De son côté, l’Union internationale contre la tuberculose et les maladies respiratoires a conçu une trousse d’outils favorisant l’application de l’article 5.3. L’Europe s’active aussi sur ce dossier : en mars, une quarantaine de parlementaires ont annoncé la création d’un groupe de travail qui surveillera l’application du même article de la Convention-cadre de l’OMS pour la lutte antitabac. Conscientiser l’ensemble du gouvernement à l’ingérence de l’industrie est l’un des moyens pour y arriver dit la Dre Geneviève Bois. « Le ministère de la Santé connaît généralement bien la lutte contre le tabac, mais ce n’est pas toujours le cas des ministres du Commerce ou des Finances. Dans ces ministères, on ignore parfois l’existence des directives d’application de l’article 5.3 : on est donc plus sensible aux arguments biaisés de l’industrie sur l’emploi ou la contrebande. » Le tabac touche toute la société. Ce sont donc tous les ministères qui doivent répondre aux manigances des cigarettiers.

Et au Canada?

Ancienne ministre canadienne de la Santé, Mme Leona Aglukkaq aurait cédé aux pressions des cigarettiers avant  d'adopter un projet de loi plus sévère contre l'industrie du tabac.

Ancienne ministre
canadienne de la Santé, Mme Leona Aglukkaq aurait cédé aux pressions des cigarettiers avant d’adopter un projet de loi plus sévère contre l’industrie du tabac.

Le Canada a encore bien du chemin pour mettre fin aux influences de l’industrie, estime Cynthia Callard, directrice de Médecins pour un Canada sans fumée. « Par exemple, le Canada n’a toujours pas de vraie directive pour encadrer ses interactions avec les cigarettiers ou leurs groupes de façade tandis qu’il ne remet pas sérieusement en cause les investissements des pensions de vieillesse dans cette industrie », énumère-t-elle.

Les faits parlent d’eux-mêmes. En 2010, le diffuseur public CBC a révélé que des représentants des cigarettiers ou des groupes proches d’eux avaient communiqué avec des parlementaires ou la ministre fédérale de la Santé de l’époque, Leona Aglukkaq, à plus de 80 reprises au cours des deux années précédentes. Selon la CBC, cela pourrait expliquer pourquoi la ministre avait décidé, à la dernière minute, de ne pas agrandir de 25 % les avertissements de santé sur les emballages des produits du tabac. Mme Aglukkaq avait annoncé qu’elle lutterait plutôt contre le tabac de contrebande – la cause chouchou des cigarettiers. Devant le tollé général, la ministre est heureusement revenue sur sa décision et les nouveaux avertissements ont été adoptés en 2011. Les cigarettiers contestent toutefois présentement cette loi devant les tribunaux.

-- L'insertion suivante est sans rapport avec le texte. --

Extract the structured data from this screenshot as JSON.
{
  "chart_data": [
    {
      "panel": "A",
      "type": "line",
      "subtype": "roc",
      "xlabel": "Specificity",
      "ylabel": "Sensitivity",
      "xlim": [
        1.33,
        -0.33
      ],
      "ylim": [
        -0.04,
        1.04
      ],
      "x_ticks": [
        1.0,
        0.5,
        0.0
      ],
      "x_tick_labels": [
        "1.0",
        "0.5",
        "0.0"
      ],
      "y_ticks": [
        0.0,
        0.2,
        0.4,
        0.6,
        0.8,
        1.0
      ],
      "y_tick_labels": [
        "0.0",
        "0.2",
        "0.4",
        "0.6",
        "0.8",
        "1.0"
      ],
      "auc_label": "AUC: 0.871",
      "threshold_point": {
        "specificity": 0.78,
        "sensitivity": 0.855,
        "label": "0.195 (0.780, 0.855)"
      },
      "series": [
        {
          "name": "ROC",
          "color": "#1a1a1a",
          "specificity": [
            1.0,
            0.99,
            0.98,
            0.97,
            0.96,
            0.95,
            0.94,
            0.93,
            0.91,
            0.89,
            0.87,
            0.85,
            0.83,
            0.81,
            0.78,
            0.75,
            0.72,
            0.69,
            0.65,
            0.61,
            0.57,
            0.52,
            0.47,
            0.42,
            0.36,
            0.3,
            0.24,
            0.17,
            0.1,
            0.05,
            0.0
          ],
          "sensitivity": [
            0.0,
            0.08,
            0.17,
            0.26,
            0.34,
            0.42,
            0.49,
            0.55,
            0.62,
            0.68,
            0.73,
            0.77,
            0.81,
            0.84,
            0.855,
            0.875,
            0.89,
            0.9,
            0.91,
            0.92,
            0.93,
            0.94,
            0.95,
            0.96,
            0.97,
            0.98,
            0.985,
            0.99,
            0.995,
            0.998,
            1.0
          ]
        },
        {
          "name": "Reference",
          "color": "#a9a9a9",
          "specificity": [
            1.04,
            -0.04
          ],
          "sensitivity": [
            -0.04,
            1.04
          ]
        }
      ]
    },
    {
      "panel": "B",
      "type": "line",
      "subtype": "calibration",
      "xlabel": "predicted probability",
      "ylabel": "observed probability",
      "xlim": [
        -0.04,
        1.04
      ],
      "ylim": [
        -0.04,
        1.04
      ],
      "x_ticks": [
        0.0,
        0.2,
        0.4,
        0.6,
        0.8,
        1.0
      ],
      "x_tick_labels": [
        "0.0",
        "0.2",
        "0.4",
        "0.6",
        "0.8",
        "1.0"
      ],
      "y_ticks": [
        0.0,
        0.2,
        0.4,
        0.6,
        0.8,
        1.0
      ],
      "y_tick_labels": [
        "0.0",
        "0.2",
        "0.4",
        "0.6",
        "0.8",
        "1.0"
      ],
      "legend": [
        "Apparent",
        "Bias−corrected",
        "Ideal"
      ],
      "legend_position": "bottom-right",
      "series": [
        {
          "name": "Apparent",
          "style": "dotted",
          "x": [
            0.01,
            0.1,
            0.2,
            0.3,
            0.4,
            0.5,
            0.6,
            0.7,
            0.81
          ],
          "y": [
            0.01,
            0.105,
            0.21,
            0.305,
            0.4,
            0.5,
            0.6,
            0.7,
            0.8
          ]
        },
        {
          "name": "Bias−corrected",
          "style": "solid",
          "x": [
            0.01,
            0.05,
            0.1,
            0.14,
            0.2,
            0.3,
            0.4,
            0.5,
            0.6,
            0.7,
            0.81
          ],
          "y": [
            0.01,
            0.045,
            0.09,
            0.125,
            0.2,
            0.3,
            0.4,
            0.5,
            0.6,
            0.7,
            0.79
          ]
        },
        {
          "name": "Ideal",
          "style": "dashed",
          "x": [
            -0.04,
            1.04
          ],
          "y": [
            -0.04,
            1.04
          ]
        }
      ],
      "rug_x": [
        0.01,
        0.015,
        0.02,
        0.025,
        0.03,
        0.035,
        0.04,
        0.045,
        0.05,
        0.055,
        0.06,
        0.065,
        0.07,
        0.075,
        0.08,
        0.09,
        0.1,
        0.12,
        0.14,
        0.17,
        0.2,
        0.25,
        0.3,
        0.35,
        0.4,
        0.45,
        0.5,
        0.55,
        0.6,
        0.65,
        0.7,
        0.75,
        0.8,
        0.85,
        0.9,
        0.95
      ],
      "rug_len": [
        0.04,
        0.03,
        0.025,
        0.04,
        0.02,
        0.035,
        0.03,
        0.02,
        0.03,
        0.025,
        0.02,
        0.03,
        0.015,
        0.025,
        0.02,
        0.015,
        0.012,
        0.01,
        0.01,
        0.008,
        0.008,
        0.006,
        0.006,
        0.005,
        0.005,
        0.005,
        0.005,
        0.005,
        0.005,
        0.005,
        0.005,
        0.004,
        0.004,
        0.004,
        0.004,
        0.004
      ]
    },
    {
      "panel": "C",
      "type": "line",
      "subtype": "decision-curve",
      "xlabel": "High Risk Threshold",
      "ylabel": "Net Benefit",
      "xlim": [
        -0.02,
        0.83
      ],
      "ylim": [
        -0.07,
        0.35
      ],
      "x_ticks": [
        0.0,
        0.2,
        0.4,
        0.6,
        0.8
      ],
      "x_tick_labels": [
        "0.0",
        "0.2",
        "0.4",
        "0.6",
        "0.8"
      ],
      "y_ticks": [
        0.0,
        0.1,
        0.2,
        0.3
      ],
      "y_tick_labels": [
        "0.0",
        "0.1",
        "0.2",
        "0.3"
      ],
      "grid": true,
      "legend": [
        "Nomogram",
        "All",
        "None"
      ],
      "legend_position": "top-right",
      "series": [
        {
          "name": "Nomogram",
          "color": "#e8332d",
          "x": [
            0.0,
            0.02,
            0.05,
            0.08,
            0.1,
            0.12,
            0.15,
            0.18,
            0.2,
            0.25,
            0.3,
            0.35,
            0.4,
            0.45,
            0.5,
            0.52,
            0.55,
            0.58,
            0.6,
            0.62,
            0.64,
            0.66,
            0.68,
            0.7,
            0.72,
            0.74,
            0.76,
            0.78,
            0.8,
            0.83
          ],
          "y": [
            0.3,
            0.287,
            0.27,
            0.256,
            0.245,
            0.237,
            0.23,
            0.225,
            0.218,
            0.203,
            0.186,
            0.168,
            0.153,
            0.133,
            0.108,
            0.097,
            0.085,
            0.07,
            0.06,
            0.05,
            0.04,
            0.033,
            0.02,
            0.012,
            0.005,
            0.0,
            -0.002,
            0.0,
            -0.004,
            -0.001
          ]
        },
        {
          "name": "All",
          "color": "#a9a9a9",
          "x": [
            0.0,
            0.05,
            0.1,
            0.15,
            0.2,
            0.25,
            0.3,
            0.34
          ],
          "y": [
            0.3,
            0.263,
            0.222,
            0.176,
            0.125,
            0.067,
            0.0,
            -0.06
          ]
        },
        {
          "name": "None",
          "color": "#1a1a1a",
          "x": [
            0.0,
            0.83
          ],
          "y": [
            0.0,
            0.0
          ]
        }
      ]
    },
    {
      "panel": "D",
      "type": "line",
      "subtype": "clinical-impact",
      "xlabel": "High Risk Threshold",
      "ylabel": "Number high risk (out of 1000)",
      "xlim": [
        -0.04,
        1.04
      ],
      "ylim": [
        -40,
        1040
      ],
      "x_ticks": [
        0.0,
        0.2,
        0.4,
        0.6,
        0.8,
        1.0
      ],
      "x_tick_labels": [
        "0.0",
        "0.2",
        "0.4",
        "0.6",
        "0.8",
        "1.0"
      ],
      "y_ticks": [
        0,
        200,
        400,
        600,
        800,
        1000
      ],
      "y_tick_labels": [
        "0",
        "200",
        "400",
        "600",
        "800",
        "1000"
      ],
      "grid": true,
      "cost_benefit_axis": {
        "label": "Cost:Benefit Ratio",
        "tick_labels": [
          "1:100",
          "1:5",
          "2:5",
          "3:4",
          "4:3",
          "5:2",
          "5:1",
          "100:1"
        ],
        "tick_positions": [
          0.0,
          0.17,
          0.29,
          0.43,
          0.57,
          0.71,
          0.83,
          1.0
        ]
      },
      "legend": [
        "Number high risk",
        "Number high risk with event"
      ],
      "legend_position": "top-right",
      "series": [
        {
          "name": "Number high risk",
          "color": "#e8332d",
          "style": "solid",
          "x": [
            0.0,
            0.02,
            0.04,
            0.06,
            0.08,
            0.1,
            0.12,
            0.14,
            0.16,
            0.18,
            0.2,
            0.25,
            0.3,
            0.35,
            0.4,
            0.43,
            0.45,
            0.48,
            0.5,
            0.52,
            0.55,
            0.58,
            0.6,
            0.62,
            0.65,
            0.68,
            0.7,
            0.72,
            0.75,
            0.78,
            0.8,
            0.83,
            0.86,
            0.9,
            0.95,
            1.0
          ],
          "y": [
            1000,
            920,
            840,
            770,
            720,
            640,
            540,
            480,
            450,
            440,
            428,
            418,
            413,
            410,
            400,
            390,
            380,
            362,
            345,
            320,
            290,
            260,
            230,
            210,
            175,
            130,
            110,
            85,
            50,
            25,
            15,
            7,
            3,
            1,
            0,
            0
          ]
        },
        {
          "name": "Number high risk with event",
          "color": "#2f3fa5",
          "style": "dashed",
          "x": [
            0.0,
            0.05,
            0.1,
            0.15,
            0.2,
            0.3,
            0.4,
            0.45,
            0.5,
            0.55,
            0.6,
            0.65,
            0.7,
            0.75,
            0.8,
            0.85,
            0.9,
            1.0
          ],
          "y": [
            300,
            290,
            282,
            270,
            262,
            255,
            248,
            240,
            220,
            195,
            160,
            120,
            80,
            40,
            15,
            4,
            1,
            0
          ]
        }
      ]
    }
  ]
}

Des élus canadiens et québécois assistent aussi parfois à des événements coorganisés par des gens de l’industrie ou des groupes proches d’elle. « L’Institut MacDonald-Laurier a organisé en 2014 et en 2015 deux conférences en collaboration avec la Coalition nationale contre le tabac de contrebande, un groupe largement considéré comme un groupe de façade de l’industrie, rappelle François Damphousse, directeur pour le bureau du Québec de l’Association pour les droits des non-fumeurs, qui y avait assisté. Le problème, c’est que l’institut y avait invité des élus de différents paliers gouvernementaux et que les conférenciers avaient fait de la désinformation en présentant des chiffres alarmistes et dépassés sur la contrebande. »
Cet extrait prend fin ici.